USING DATA TO INFORM CONVERSATIONS
“In 2017, I’m looking forward to using Illume to better understand the vulnerable retention populations our campus has not been aware of. And I’m looking forward to having informed conversations about how we create initiatives and use our resources to change their trajectory toward success.”
Success for Carmean begins in the beginning. “We need to begin by learning how to start having these conversations with academic leaders where we can take the insights in and say, ‘Take a look… now who would have thought this?’” For example, Carmean and team are mindful that the cost of higher education is prohibitive or difficult for many under-served populations, yet Illume revealed that the student populations that have the lowest persistence are self-paying students who receive no financial aid. So she wants to share the data and have conversations with students about how to inform decisions, get enough aid to be successful, invest properly in themselves and their future, but not take on more debt than they need to.
GETTING TO FASTER INSIGHTS
“We are a small campus – only 5,000 students. My Institutional Research team is 1.5 people and a student worker. With those resources, without Illume, I couldn’t produce the deep data dive I need to build a data culture, let alone a culture of inquiry.” Carmean can complement her on ground team’s work and research by using Illume to get to some trends and insights faster. “We did a seven-year longitudinal study – a good one – it took us six months to complete the study. We discovered that we had high GPA students leaving. Our partner success consultant called me as the report was being finalized and said ‘Colleen, I’m looking at your data in Illume and you have a high percentage of high GPA students leaving, did you know that?’ When we went into Illume the data we sought was instantly apparent – in literally minutes not months,” Carmean said.

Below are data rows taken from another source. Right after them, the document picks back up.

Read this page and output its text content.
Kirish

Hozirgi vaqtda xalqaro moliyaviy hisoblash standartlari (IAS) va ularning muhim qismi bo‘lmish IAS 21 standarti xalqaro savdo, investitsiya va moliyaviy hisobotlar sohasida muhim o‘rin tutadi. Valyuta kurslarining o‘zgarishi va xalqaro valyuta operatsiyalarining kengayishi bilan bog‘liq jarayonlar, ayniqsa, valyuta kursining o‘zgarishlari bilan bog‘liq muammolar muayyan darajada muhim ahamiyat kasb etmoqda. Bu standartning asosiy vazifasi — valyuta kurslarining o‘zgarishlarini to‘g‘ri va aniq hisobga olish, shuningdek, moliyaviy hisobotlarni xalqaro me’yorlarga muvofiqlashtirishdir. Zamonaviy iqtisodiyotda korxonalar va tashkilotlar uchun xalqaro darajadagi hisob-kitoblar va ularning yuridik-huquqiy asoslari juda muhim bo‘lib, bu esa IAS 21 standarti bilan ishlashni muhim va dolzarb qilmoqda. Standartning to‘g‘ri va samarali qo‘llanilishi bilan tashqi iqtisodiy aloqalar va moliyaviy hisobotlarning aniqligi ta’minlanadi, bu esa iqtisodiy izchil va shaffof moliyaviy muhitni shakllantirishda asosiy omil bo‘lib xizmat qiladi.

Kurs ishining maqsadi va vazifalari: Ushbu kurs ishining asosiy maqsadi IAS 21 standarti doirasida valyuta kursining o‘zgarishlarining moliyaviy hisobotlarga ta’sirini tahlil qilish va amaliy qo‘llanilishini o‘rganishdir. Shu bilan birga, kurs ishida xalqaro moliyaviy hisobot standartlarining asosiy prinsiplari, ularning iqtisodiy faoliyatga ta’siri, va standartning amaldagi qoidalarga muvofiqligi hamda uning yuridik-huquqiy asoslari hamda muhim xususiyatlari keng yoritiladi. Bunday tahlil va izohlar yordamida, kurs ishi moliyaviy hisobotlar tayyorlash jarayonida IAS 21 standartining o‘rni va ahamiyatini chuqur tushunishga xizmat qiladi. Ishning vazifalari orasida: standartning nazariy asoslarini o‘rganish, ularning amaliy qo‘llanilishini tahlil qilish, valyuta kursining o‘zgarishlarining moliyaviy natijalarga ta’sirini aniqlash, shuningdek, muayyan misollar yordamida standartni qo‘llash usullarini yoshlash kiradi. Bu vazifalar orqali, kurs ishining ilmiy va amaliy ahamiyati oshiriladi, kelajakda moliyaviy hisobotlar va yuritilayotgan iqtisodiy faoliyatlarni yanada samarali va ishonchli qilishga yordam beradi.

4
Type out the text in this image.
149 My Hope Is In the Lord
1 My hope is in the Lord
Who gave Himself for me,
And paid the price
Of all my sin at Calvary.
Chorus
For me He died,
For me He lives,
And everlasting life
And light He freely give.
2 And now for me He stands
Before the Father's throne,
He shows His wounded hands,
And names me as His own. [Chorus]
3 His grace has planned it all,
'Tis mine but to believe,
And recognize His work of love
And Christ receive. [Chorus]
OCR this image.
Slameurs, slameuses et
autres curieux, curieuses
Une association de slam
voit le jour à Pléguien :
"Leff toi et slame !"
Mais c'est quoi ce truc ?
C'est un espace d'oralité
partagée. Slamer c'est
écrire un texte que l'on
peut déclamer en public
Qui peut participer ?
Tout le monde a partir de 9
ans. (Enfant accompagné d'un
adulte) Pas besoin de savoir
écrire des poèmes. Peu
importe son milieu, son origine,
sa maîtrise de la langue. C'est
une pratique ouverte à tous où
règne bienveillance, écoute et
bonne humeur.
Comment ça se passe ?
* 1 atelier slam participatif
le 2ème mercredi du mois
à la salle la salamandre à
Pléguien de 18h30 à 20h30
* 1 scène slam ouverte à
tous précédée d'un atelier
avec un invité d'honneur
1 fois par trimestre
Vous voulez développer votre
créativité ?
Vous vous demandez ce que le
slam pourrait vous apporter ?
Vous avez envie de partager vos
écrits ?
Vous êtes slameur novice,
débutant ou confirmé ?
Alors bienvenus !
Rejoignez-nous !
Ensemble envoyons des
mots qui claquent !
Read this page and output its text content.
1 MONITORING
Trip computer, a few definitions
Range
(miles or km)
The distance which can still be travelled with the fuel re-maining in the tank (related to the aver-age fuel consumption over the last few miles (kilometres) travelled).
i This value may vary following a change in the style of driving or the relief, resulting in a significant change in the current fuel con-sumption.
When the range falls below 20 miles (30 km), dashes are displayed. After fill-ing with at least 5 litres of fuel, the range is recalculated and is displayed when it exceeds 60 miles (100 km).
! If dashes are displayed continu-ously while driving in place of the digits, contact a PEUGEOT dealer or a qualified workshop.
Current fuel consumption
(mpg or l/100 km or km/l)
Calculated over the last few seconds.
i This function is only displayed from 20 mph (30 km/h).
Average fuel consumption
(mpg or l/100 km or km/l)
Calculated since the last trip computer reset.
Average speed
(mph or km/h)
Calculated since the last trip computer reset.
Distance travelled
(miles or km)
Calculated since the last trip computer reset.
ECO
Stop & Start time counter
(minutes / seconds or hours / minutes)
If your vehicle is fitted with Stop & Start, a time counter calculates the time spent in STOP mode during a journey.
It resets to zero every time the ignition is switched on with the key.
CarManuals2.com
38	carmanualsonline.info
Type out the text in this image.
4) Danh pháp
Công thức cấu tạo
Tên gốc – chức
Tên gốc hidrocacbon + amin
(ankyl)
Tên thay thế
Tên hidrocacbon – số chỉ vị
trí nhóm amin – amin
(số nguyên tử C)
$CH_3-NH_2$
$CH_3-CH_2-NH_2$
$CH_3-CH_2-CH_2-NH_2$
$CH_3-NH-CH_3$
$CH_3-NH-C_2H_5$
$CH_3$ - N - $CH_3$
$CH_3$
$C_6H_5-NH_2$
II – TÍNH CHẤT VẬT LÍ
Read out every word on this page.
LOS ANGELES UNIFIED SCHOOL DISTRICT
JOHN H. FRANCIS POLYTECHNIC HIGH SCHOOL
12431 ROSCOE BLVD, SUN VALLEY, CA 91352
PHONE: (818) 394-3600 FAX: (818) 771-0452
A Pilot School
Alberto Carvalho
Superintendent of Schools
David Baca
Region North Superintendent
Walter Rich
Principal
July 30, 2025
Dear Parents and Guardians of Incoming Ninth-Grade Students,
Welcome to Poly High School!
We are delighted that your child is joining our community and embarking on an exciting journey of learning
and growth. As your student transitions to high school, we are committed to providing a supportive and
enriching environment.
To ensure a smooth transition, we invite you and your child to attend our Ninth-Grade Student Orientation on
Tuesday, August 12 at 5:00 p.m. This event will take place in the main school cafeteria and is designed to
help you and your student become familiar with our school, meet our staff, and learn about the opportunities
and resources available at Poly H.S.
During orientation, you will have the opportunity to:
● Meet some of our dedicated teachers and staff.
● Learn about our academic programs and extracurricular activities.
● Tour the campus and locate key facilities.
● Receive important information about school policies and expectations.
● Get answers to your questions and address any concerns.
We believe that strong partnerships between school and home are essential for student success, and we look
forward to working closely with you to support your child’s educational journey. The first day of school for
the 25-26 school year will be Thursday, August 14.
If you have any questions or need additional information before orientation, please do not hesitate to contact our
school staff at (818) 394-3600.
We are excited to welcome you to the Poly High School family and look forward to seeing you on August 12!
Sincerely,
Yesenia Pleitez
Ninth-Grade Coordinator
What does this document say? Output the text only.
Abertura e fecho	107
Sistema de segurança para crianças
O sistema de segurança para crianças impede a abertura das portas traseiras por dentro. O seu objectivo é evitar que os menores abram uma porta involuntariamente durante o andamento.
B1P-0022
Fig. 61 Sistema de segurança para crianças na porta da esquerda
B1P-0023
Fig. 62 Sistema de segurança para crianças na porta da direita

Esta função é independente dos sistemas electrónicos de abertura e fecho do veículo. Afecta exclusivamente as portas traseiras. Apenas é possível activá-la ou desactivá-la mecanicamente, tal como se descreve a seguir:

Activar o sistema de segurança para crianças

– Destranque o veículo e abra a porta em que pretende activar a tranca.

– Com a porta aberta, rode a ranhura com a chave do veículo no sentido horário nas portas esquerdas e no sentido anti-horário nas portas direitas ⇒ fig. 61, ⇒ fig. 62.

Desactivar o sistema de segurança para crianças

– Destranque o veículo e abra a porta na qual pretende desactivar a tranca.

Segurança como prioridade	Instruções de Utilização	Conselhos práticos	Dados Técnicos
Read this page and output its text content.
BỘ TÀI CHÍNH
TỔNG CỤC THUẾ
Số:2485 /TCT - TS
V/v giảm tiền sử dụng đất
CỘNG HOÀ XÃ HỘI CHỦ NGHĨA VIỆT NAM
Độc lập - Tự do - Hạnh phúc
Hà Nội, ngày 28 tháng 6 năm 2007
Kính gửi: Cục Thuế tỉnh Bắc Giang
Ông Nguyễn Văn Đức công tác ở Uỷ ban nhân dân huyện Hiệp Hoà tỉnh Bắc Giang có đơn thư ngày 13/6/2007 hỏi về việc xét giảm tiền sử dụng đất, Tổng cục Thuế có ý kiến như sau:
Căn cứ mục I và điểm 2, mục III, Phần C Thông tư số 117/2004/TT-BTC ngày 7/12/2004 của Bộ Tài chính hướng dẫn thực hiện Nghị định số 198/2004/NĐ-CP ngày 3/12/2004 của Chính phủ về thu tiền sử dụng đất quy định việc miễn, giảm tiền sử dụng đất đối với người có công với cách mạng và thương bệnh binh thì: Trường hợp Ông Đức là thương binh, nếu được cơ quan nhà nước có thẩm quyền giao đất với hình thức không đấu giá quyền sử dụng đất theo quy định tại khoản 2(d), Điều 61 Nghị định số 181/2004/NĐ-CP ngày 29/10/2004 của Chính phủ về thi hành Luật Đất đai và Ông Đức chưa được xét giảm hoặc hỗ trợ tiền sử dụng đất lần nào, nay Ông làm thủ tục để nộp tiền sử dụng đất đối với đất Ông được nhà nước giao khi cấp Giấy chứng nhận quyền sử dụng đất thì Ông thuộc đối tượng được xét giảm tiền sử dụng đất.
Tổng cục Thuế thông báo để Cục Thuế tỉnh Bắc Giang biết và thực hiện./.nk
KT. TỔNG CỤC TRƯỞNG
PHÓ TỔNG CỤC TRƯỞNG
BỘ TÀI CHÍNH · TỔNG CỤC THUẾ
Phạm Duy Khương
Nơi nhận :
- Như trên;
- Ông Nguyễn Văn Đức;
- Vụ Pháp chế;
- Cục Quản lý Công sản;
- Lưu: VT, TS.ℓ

“Now we can take this data and reach out to faculty and help them change the story they tell about not being able to help underprepared students who ultimately drop out. I can show them that 70 percent of our students have a C or better when leaving. We have to change the stories that aren’t true – let’s stop talking only about the 30 percent and figure out how to help the 70 percent. I can find them now by filtering in to the segment I’m interested in and clicking on Student Lists. I can see who they are. We can see a student with a 3.77 GPA has a low chance of persisting whom we never would have expected was at risk. And we can begin to reach out to understand the reasons why they are struggling – something the data can’t always tell us, only the person can,” she said.
Working with the populations she does, Carmean feels added pressure to get the initiatives right. “We had a chancellor who used to say if we can get our UW Tacoma population to the finish line, we’re not changing one person’s life, we’re changing generations. And if we fail and lose that person, the likelihood is tragically good that we will lose their children – especially when college is expensive. If we lose a student after two years, it’s hard for them to be a positive voice to their children. We have to succeed for that student, their family and future generations.”
Dr. Carmean serves as the University of Washington Tacoma’s strategist for emerging technologies. Her work focuses on shared knowledge architectures and enhancing the user experience (UX). She teaches applied computing. Current research includes the value of analytics in improving learner decisions and persistence. She is the 2002 EDUCAUSE NLII Fellow, a 2004 Frye Fellow, a 2006-2008 Arizona Wakonse Teaching Fellow, and a 2012 UWT Writing Fellow.